We trust the foregoing will be useful.
Very truly yours,
JAMES K. PHARRIS
Senior Assistant Attorney General
 Initiative 120, in turn, builds on what the Supreme Court has declared to be a federal constitutional right to have an abortion in the early stages of pregnancy. Roe v.Wade, 410 U.S. 113, 93 S. Ct. 705, 35 L. Ed. 2d 147 (1973).
 For purposes of this discussion, the term “physician” means someone licensed to practice medicine as defined in RCW 18.71.
 The “commission” here is the state nursing care quality assurance commission. RCW 18.79.020(1).
 For the purposes of discussion, we assume that an ARNP is furnishing or prescribing drugs which an ARNP is authorized to prescribe or furnish to a patient, without physician supervision, as the scope of practice of that profession is defined by the statutes and by commission rules.
 The rules of construction apply equally to initiative measures approved by the people. Amalgamated Transit Union Local 587 v. State of Wash., 142 Wn.2d 183, 205, 11 P.3d 762 (2000) (citations omitted).

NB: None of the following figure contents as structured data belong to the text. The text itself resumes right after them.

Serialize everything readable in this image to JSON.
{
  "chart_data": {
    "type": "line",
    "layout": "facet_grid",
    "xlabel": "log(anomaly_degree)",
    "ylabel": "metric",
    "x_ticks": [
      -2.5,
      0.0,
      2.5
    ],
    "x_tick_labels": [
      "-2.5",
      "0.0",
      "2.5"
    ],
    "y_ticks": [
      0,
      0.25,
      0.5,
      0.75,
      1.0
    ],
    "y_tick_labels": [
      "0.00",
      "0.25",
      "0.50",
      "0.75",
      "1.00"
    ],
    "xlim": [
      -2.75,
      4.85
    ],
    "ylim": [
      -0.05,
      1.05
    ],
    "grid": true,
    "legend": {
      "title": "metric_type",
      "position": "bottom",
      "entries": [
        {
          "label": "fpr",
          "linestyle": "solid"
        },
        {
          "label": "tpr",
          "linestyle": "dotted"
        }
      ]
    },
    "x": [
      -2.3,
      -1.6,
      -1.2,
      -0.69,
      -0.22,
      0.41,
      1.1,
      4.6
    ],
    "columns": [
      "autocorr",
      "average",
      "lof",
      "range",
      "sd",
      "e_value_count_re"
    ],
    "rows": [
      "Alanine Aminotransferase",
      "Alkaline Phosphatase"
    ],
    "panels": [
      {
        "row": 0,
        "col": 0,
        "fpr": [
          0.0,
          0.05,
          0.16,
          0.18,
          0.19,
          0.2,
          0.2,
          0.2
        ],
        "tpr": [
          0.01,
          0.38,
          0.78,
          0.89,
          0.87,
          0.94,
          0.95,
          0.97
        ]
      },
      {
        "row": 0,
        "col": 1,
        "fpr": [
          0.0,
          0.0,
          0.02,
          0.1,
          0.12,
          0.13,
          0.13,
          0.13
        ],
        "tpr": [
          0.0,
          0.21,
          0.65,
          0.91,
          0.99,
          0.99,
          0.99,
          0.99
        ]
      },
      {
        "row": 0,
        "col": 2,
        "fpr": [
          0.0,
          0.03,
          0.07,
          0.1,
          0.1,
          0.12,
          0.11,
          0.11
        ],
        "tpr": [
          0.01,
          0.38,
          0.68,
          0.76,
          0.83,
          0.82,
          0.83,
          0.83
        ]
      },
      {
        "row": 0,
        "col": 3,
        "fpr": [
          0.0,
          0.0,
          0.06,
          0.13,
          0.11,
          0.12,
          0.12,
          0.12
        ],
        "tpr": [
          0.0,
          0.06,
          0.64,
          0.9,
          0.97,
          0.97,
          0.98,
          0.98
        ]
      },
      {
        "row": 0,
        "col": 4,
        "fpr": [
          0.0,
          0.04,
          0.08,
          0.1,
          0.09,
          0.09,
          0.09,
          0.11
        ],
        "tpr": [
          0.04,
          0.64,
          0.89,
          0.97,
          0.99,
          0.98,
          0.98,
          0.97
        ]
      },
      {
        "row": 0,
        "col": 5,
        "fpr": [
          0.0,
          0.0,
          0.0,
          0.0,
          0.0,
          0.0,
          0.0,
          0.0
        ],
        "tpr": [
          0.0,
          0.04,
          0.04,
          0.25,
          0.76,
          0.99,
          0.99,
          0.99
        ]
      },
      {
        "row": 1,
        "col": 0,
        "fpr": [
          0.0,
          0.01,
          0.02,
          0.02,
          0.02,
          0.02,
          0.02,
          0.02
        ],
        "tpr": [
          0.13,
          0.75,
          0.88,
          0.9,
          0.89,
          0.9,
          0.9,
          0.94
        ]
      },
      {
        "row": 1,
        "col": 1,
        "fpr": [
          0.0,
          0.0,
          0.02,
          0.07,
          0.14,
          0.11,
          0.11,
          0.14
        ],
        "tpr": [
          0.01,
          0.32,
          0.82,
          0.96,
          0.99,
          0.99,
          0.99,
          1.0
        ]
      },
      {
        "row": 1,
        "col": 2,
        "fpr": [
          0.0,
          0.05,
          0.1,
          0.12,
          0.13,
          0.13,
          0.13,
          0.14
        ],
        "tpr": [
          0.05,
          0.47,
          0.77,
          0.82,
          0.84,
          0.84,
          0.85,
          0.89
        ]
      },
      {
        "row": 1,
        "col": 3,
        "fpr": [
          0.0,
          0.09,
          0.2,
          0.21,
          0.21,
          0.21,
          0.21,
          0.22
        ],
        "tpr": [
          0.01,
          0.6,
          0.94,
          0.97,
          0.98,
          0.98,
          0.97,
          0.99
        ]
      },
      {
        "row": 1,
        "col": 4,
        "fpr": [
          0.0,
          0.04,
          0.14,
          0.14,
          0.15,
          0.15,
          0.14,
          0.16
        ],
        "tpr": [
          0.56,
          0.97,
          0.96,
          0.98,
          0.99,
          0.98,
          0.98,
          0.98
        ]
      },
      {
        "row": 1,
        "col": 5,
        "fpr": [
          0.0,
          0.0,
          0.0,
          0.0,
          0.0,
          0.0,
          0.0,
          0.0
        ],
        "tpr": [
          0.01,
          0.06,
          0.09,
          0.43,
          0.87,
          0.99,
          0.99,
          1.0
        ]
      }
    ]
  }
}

 This point is clarified by the arguments contained in the Voters Pamphlet on Initiative 120. The “statement for” the measure include as a key provision that the measure “[e]nsures safe abortions by prohibiting abortions outside the provisions of this [i]nitiative.” Voters Pamphlet 14 (1991). In that same vein, the statement indicates that the measure “allows only physicians to perform abortions”. Id. In their “statement against” the measure, its opponents asserted that Initiative 120 would allow “unqualified personnel to participate in abortion services.” Id. at 15. All the remaining discussion in the pamphlet, including the statements for and against the measure, concerns the effect of the measure on a woman’s right to choose abortion and whether the measure’s expanded protection of this right would or would not be warranted. Id. Neither the proponents nor the opponents suggest that the measure’s primary purpose would include limiting the scope of practice for health care professionals.
 We are aware that one purpose of Initiative 120 was to protect the health and safety of women by assuring that only properly trained and licensed professionals would be authorized to perform abortion procedures. This is undoubtedly why RCW 9.02.110 limited abortion practice to licensed physicians. We must assume, however, that in authorizing ARNPs to prescribe and furnish drugs, and otherwise to engage in professional practices once limited to physicians, the Legislature has exercised the judgment that ARNPs have been properly trained to practice their profession without jeopardizing the health of their patients. Thus, given the stated purposes of Initiative 120, we conclude that these purposes are fulfilled by allowing ARNPs to practice their professions as defined and regulated by statute and rule.
 The later enactment may not prevail if the language of the earlier provision is clearly the more explicit treatment of the particular issue. SeeStatev. Landrum, 66 Wn. App. 791, 832 P.2d 1359 (1992). Here, however, we cannot say that the earlier provision is the more specific.